Ce que nous avons demandé
Nous avons demandé que la CIDH requière des mesures conservatoires auprès de l’État colombien afin de :
1. protéger les communautés ethniques de la Guajira face à la menace grave et urgente de dommages irréversibles liée à la déviation de la rivière Bruno et à son projet d’exploitation pour l’extension de la mine de charbon ;
2. que des mesures permettant des garanties juridiques effectives dans un délai raisonnable à l’égard de l’exécution du jugement SU-698 de 2017/ de la cour et du droit soient adoptées ;
3. que selon l’application du principe de précaution, la rivière Bruno retrouve son cours naturel.
Les résultats
Le recours a été déposé le 23 septembre 2021, mais la CIDH a refusé de prendre des mesures conservatoires, sans donner plus de détails sur les raisons de sa décision. Cependant, en octobre 2022, la rapporteuse spéciale sur les droits économiques, sociaux, culturels et environnementaux (DESCA) Soledad García Muñoz a effectué une visite dans la Guajira. Avec le soutien des organisations qui composent la plateforme “La Guajira le habla al país” et en collaboration avec différentes organisations, les communautés ethniques du sud de La Guajira que le CAJAR accompagne ont pu rencontrer la Rapporteuse dans la communauté de " El Rocío ", où les plaintes liées à l’exploitation minière ont été présentées.
La réunion a également bénéficié d’une importante couverture médiatique, qui s’est reflétée dans les déclarations de la rapporteuse après la visite, faisant référence à la lutte de ces communautés de La Guajira contre les abus des entreprises multinationales, en donnant comme exemple les problèmes de la rivière Bruno et de la nouvelle mine de Cañaverales. Selon la Rapporteuse, la relation entre les entreprises et les communautés de la Guajira est "extrêmement asymétrique", et il est paradoxal de voir que pendant que les multinationales font des bénéfices, le peuple Wayuu souffre de la faim, de la soif et des calamités.
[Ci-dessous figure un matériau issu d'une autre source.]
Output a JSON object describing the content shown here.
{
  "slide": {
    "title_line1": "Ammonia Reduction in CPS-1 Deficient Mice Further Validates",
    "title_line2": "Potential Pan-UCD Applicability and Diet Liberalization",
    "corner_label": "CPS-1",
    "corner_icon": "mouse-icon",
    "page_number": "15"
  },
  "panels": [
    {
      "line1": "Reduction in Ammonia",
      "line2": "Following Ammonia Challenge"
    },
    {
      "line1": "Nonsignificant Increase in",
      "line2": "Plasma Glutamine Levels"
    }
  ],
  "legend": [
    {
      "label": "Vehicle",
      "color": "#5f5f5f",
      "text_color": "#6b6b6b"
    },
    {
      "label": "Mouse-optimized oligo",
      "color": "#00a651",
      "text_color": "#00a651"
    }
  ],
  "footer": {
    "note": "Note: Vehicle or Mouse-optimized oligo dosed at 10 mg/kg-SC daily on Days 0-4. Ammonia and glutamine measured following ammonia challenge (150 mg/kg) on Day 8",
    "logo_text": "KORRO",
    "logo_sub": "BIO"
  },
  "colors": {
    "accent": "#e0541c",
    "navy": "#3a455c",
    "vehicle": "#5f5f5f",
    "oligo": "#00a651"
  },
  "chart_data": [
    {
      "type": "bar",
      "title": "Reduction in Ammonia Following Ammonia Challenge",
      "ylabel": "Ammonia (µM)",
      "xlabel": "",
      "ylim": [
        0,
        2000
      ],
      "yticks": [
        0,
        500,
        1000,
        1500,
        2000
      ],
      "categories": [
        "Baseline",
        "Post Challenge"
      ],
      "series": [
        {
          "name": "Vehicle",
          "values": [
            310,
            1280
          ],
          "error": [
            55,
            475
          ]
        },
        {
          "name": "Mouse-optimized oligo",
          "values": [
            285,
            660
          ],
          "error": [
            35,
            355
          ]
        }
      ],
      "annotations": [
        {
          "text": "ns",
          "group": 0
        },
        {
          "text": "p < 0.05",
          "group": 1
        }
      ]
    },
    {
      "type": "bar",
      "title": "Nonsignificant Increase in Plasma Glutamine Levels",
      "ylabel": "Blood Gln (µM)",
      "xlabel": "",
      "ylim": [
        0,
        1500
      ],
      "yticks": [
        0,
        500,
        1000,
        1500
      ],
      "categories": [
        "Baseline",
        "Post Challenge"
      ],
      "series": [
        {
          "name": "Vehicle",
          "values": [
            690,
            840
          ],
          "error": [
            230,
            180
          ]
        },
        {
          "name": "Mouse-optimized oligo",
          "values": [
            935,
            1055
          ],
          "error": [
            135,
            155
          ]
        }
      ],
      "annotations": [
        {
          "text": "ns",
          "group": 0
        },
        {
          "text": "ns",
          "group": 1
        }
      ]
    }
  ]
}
Par la suite, le communiqué de la CIDH sur la visite officielle à La Guajira a reflété la situation critique concernant la garantie des droits économiques, sociaux, culturels et environnementaux (DESC) dans ce territoire. En particulier, le rapporteur a souligné les difficultés rencontrées dans l’application des décisions judiciaires en faveur des droits des communautés Wayuu liées aux activités d’extraction de l’entreprise Carbones del Cerrejón. En particulier, les arrêts T-614/19 de la Cour constitutionnelle qui a ordonné la protection des droits à la santé et à l’environnement, et l’arrêt SU-698/17 sur le détournement du lit de la rivière Bruno. En outre, il a noté avec une inquiétude particulière que plusieurs violations des DESC sont intrinsèquement liées au rôle des entreprises, notamment Carbones del Cerrejón Limited, en raison de leur impact sur la santé, l’eau, l’environnement et les droits à l’information et à la participation.